Atahualpa Yupanqui est le pseudonyme de Héctor Roberto Chavero Arambur, un des plus grands chanteurs, guitariste et écrivain argentin.
On le considère en Argentine comme le plus important musicien de folklore. Grand nombre de ses compositions ont été reprises par des interprètes célèbres : Mercedes Sosa, Les Chalchaleros, Horacio Guarany, Jorge Cafrune, Alfredo Zitarrosa, José Larralde, Víctor Jara, Ángel Parra, Jairo, Andrés Calamaro, Divididos et Marie Laforêt.
La jeunesse d’Atahualpa
Héctor Roberto Chavero Aramburo est né le 31 janvier 1908 dans la Province de Buenos Aires à Pergamino.

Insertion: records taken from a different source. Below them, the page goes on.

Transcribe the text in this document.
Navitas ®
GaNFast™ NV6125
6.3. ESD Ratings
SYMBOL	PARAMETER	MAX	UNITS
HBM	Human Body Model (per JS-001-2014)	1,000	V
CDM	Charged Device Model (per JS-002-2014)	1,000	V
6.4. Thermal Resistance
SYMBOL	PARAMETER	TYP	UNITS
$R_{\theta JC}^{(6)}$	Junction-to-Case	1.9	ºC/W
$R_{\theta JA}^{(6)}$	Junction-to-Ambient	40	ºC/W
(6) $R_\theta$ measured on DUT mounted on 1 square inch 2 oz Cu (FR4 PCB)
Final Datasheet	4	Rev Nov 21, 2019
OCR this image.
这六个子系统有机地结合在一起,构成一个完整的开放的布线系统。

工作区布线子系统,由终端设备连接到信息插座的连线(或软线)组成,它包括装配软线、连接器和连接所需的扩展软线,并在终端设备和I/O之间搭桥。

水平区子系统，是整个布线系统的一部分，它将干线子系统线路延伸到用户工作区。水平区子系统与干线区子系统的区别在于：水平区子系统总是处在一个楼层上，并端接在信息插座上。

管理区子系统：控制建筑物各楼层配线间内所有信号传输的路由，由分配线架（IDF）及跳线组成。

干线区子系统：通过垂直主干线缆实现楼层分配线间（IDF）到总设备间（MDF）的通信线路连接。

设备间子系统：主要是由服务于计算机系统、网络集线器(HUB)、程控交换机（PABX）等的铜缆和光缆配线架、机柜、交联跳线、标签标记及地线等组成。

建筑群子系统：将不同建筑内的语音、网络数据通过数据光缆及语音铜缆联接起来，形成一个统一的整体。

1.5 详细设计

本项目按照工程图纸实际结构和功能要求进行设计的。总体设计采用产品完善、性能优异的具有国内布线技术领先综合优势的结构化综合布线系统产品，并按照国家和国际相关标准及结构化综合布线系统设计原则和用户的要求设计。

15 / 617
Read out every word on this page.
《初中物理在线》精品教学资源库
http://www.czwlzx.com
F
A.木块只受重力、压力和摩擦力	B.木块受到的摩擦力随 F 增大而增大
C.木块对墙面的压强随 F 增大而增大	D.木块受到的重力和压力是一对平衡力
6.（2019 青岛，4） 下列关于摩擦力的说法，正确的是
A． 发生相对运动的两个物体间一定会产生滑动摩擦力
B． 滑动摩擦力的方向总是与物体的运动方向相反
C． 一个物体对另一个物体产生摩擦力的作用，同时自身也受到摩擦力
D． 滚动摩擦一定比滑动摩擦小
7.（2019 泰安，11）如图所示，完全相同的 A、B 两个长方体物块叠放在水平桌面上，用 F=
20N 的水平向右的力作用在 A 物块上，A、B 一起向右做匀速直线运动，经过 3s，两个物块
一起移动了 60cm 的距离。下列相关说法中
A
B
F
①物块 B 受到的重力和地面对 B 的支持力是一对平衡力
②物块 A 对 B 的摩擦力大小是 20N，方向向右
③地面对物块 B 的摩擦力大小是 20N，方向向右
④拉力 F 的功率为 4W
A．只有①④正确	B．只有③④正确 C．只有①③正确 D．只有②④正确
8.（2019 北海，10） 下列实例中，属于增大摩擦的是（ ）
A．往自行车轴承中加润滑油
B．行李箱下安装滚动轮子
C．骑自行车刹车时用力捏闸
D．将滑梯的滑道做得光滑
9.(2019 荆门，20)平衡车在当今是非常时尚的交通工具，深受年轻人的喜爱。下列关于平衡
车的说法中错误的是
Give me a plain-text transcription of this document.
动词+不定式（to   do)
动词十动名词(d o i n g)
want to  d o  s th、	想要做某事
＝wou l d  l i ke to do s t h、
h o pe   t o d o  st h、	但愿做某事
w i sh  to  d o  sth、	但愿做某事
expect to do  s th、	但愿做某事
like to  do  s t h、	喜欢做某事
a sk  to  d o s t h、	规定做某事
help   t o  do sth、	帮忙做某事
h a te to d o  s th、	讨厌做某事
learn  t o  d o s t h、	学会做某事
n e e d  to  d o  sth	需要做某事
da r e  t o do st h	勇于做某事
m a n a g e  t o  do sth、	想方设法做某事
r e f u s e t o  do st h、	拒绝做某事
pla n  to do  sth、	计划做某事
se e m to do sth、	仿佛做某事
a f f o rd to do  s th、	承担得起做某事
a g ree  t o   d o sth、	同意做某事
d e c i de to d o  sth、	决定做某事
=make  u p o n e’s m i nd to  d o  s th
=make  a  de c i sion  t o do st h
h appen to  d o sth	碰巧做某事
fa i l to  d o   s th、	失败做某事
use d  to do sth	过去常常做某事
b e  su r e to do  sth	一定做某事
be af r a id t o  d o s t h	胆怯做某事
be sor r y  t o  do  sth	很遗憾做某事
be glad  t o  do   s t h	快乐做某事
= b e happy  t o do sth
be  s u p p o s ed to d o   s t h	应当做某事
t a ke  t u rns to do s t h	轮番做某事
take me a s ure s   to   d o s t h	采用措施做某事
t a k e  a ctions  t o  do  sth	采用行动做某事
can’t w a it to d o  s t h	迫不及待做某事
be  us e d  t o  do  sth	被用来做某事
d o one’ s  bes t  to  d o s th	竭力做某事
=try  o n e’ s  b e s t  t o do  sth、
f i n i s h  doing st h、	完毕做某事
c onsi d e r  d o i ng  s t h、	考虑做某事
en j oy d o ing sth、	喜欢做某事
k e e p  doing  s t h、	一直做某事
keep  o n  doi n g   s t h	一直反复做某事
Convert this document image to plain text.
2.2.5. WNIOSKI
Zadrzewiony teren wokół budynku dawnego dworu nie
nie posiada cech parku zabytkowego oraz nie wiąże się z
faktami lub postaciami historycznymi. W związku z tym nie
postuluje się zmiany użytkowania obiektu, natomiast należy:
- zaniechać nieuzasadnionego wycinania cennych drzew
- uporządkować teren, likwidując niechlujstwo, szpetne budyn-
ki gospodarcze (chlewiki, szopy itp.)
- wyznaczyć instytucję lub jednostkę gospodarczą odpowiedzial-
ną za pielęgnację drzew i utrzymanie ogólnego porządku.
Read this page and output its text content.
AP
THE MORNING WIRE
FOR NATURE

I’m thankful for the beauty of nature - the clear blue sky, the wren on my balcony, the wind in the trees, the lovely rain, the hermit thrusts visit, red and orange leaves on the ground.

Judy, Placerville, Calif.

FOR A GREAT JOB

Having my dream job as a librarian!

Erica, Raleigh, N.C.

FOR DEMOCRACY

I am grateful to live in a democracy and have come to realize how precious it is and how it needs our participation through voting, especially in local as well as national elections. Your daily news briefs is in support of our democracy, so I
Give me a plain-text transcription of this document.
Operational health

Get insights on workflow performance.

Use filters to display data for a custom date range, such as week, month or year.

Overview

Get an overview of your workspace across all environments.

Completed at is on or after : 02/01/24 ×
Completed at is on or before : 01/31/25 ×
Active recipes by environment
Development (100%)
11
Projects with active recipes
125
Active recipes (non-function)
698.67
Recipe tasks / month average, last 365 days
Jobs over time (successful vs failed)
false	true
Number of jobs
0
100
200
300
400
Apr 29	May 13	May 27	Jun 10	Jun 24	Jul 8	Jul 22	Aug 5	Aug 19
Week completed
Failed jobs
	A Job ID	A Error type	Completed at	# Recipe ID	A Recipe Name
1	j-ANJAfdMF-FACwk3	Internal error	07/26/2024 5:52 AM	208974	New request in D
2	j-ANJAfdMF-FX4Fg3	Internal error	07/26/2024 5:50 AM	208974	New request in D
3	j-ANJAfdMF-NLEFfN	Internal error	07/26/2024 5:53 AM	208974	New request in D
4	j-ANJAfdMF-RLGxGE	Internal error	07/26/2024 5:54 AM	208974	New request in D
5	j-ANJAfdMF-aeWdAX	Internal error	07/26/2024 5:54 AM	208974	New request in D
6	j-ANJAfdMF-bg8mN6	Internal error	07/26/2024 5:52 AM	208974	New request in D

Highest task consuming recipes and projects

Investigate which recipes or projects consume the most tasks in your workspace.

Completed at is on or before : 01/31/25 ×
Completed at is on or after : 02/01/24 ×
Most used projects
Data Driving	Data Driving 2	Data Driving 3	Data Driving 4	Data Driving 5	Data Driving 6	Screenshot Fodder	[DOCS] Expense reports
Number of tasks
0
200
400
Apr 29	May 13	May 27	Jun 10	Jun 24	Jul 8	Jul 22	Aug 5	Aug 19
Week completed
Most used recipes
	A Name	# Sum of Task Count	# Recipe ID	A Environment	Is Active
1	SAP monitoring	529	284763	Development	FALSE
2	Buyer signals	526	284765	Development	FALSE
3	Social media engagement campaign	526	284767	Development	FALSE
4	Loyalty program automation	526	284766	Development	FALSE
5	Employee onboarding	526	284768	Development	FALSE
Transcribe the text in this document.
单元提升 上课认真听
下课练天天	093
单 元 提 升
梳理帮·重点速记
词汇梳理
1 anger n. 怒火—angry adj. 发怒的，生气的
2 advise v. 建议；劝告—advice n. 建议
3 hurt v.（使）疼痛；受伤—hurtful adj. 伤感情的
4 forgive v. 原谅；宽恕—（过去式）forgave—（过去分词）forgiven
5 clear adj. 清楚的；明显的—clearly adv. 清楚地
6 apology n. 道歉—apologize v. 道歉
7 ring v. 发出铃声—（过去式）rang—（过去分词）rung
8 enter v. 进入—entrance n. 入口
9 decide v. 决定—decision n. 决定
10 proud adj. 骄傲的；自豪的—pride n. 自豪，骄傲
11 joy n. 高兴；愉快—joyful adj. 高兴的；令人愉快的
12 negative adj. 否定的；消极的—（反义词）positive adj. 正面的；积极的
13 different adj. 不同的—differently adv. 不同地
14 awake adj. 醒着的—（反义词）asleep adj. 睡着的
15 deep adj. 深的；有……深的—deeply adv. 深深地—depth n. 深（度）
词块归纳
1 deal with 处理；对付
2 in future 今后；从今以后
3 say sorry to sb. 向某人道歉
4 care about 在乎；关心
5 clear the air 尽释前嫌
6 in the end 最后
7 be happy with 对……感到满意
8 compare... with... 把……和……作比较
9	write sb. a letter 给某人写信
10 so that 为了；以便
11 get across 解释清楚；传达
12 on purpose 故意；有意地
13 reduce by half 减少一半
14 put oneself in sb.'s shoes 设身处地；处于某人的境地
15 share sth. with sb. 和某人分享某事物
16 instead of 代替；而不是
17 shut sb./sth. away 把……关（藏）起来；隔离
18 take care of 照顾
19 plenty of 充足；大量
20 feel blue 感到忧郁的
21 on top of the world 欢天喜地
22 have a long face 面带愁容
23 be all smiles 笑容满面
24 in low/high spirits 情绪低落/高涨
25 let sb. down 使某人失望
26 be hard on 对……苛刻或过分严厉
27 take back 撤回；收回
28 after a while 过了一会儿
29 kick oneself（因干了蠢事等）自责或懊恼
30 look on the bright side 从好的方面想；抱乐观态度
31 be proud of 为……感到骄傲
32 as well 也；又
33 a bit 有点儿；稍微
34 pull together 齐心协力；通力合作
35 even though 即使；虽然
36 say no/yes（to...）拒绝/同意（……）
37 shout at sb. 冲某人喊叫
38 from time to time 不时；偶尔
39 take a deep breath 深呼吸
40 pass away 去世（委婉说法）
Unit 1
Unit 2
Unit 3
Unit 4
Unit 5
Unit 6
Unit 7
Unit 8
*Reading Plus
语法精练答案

Il naît dans le village d’Agustín Roca oú son père était employé ferroviaire. Il grandit au rythme de la vie rurale et s’intéresse de bonne heure au monde de la musique, aux chants des paysans et de leurs guitares.
Atahualpa Yupanqui
Il commence à prendre des cours de guitare avec le maître Bautista Almirón, et tombe définitivement amoureux de cet instrument. Sa vocation est née. Cependant le manque d’argent, les déménagements de sa famille, les tournées en concert d’Almirón ne lui permettent pas de suivre des études constantes et complètes.
Peu l’importe, il persiste et commence aussi à faire connaitre ses poèmes qu’il signe alors du pseudonyme d’Atahualpa Yupanqui qui signifie « qui vient de loin pour raconter quelque chose ».
La vie engagée d’Atahualpa
En 1930, Atahualpa commence une série de voyages à Jujuy, en Bolivie et dans les Vallées Calchaquies. Il parcourt aussi la province d’Entre-Ríos.
Il participera au soulèvement des frères Kennedy qui aboutit à un échec et l’oblige à s’exiler en Uruguay. Il passe alors à montevideo puis monte dans le sud du Brésil.
En 1934, il rentre en Argentine et s’installe dans la Province de Tucumán. Mais peu de temps après repart pour Santiago del Estero puis Catamarca, Salta et Jujuy.
Il passe aussi plus tard par l’Altiplano à la recherche des vielles cultures aborigènes.
Au début des années 40 il se marie avec María Martínez. Mais le couple se sépare peut de temps après. Alors c’est à Cordoba qu’il fait connaissance avec Paule Pepin Fitzpatrick, dite « Nénette » qui sera sa compagne et collaboratrice musicale jusqu’à la fin de sa vie.
La même année il édite son premier livre « Piedra sola » (pierre seule).
En 1944 pendant une autre de ses excursions dans les provinces du Nord-Est il crée El arriero. Puis il quitte sa ville de Raco (Province de Tucuman), épisode qui donne naissance aux fameuses zambas : Adiós Tucumán et La Añera (1946).
Faisant face au régime militaire triomphant, de 1946 à 49, il est persécuté, proscrit et emprisonné. En 1950 il passe en Uruguay puis s’exile en Europe.
À Paris, Edith Piaf lui donne alors l’opportunité de partager une scène. À partir de là, il réalise de nombreuses tournées sur le vieux continent.
Il rentre à Buenos Aires en 1952. Mais à cause de ses oeuvres littéraires et musicales engagées et critiques de la politique de l’époque, il est expulsé du Parti Communiste.
Il passe après cela plusieurs années alternant entre ses résidences de Buenos Aires et de Cordoba.
En 1963-64 il entame une longue série de voyages en Colombie, Japon, Maroc, Egypte, Israël, Italie.
Puis en 1967, il fait des tournées dans toute l’Espagne et s’installe presque définitivement à Paris avec des retours réguliers en Argentine mais de moins en moins fréquents, suite à l’installation de la dictature militaire en 1976.
C’est en 1979 qu’il rentre vraiment au pays, et restreint ses présentations en Europe pour raisons de santé.
En 1986 la France le décore de l’Ordre des Arts et des Lettres.
En 1987 il reçoit en Argentine l’hommage de l’Université de Tucumán.
En 1989 il doit être hospitalisé à Buenos Aires suite à une défaillance cardiaque, mais participe tout de même au Festival de Cosquín en janvier 1990.
En novembre 1990 meurt Nénette.
Il retourne en France en 1992 pour un spectacle à Nîmes mais il est victime d’un malaise et décède le 23 mai.
A sa demande, son corps est rapatrié à Cerros Colorados (province de Cordoba).
Il laisse d’innombrables oeuvres au répertoire du folklore argentin et aura publié les oeuvres suivantes : Piedra sola (1940), Aires indios (1943), Cerro Bayo (1953), Guitarra (1960), El canto del viento (1965), El payador perseguido (1972) y La Capataza, (1992).